Israel’s willingness to accept a truce now is a bit puzzling. From a military standpoint I don’t see that they have accomplished what ought to have been their primary goal — methodical destruction of the tunnel infrastructure. Manpower-intensive and time-consuming, to be sure, but the tunnels surely represent Hamas’s “center of gravity” and their destruction would reduce the military potential of Hamas to a much reduced state. For this reason I have been puzzled by the IDF’s repeated shelling of above-ground buildings, which inflict civilian casualties with only marginal impact of Hamas.
(OK, the above is a lot of second-guessing from someone far removed from the scene. But there can’t be much doubt that the IDF’s failure to deal with the tunnel infrastructure in southern Lebanon in the 2006 incursion yielded an inconclusive result.)
So I will carry my bewilderment along with prayers that the truce holds and nobody dies in the near future.
I too hope that the ceasefire holds. What really needs to happen is a diplomatic solution that is beyond a mere truce. As to Hamas’ center of gravity, I don’t think it is the tunnel system. I think it COG is the people. The problem, is that Israel is fighting a different kind of war… and if you go through the people, you lose international public opinion on your side. Thus that increases the strength of Hamas. Tricky business.

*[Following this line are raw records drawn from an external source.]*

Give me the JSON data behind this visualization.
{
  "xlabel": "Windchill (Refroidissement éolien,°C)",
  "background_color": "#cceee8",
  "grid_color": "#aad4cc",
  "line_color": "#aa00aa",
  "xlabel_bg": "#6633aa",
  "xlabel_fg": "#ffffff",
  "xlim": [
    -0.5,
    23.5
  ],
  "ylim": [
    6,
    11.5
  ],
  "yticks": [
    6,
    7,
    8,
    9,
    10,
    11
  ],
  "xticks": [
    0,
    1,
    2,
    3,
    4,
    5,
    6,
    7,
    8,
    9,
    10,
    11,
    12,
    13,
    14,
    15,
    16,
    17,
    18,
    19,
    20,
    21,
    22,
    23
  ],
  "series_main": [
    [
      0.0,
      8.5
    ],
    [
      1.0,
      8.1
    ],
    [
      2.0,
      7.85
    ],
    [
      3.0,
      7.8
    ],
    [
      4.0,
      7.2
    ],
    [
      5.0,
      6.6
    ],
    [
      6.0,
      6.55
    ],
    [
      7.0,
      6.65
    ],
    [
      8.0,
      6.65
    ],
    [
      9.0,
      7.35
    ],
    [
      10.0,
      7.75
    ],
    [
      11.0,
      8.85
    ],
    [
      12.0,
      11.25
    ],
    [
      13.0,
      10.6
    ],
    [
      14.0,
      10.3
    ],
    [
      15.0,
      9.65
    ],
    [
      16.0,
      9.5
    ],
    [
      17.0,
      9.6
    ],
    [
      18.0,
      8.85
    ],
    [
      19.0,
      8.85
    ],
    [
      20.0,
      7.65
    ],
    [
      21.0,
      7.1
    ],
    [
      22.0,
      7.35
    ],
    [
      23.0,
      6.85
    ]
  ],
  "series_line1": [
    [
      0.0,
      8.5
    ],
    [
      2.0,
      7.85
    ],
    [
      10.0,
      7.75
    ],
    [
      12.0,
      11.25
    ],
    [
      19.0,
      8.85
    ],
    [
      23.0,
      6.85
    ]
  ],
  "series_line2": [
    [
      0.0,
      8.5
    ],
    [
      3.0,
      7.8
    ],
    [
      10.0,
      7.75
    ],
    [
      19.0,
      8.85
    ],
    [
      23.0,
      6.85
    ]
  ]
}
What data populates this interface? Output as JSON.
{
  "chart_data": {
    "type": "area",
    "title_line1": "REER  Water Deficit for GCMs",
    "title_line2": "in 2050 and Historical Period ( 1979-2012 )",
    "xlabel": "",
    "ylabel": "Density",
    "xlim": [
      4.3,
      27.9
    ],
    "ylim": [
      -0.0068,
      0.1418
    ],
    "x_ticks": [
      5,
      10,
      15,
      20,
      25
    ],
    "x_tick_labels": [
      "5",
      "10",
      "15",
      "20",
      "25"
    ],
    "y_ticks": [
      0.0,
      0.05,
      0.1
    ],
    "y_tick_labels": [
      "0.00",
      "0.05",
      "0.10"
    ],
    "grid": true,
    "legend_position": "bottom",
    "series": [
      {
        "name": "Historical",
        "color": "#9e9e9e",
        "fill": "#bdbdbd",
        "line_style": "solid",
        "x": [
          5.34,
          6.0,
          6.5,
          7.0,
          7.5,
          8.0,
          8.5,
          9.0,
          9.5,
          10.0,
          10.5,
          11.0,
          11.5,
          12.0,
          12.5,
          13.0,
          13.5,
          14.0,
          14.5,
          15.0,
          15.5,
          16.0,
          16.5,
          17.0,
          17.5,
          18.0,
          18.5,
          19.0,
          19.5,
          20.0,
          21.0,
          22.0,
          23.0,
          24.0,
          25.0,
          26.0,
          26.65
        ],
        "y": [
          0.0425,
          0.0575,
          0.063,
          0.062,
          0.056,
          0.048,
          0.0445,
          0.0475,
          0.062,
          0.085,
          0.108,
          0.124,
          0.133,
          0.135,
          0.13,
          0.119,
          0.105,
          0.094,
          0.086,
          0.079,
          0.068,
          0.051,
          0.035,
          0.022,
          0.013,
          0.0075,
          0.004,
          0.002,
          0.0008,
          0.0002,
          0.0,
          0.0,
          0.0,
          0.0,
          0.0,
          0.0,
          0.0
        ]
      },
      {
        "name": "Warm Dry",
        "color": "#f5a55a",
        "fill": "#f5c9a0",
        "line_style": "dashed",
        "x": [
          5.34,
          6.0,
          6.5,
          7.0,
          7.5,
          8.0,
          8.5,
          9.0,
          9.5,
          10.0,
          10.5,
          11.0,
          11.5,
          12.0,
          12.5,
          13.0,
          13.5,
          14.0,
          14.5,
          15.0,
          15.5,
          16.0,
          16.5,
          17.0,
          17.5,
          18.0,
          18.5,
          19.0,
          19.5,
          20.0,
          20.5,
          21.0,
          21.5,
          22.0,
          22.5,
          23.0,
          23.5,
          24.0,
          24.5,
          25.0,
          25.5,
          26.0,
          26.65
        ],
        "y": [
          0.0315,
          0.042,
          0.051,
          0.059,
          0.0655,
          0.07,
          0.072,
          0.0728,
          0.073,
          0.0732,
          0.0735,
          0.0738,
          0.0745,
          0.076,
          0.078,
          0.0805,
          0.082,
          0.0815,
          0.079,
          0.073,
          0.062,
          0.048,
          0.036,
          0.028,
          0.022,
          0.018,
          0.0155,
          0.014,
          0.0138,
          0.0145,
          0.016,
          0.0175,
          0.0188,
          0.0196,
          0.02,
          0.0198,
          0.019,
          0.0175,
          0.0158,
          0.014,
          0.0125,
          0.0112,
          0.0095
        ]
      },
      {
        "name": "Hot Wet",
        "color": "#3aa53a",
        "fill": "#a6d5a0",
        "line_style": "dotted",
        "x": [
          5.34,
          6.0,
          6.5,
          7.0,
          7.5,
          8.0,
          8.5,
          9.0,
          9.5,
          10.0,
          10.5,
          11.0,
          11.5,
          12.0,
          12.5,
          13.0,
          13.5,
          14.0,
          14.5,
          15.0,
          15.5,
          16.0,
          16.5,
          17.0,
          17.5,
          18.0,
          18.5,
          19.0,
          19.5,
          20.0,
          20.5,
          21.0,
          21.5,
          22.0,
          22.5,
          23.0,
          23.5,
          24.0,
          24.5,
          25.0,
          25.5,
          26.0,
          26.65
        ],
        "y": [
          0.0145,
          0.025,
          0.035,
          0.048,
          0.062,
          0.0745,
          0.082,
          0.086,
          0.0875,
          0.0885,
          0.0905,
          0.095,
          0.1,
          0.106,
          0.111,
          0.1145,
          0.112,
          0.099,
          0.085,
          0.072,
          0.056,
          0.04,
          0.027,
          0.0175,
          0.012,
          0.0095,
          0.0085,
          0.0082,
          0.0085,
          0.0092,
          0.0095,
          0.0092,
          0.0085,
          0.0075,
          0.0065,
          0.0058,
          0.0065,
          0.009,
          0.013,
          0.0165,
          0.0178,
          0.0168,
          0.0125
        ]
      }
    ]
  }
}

In addition to the tunnels, which did not emerge as a primary goal until after the fighting started, Israel’s current strategic objective is to “reestablish deterrence” . For the current government, alternative approaches (such as meaningful commitment to achieving a reasonable two-state solution to the broader conflict) look worse than periodic wars in Gaza. Consequently, “can-kicking” is seen as an extended coping mechanism that provides a degree of security without requiring unacceptable political concessions. This view is reinforced by what is now seen, in retrospect, as the strategic success of the 2006 war in Lebanon and the extended period of deterrence it bought on the Lebanese border.
During Gaza disengagement in 2005 I asked a senior israeli military official what they planned to do if, as seemed inevitable, rockets occasionally came across the border. He was very clear: Israel planned, he said, “shift to a Lebanon-style deterrent strategy.” That is precisely what you now see.
Ironically, part of the justification for this is a “moral” one: either that other political strategies would involve an immoral degree of risk to Israelis, or (on the religious right) that Israel has a morally-sanctioned right to retain Palestinian territories that supersedes any claim by their Palestinian inhabitants.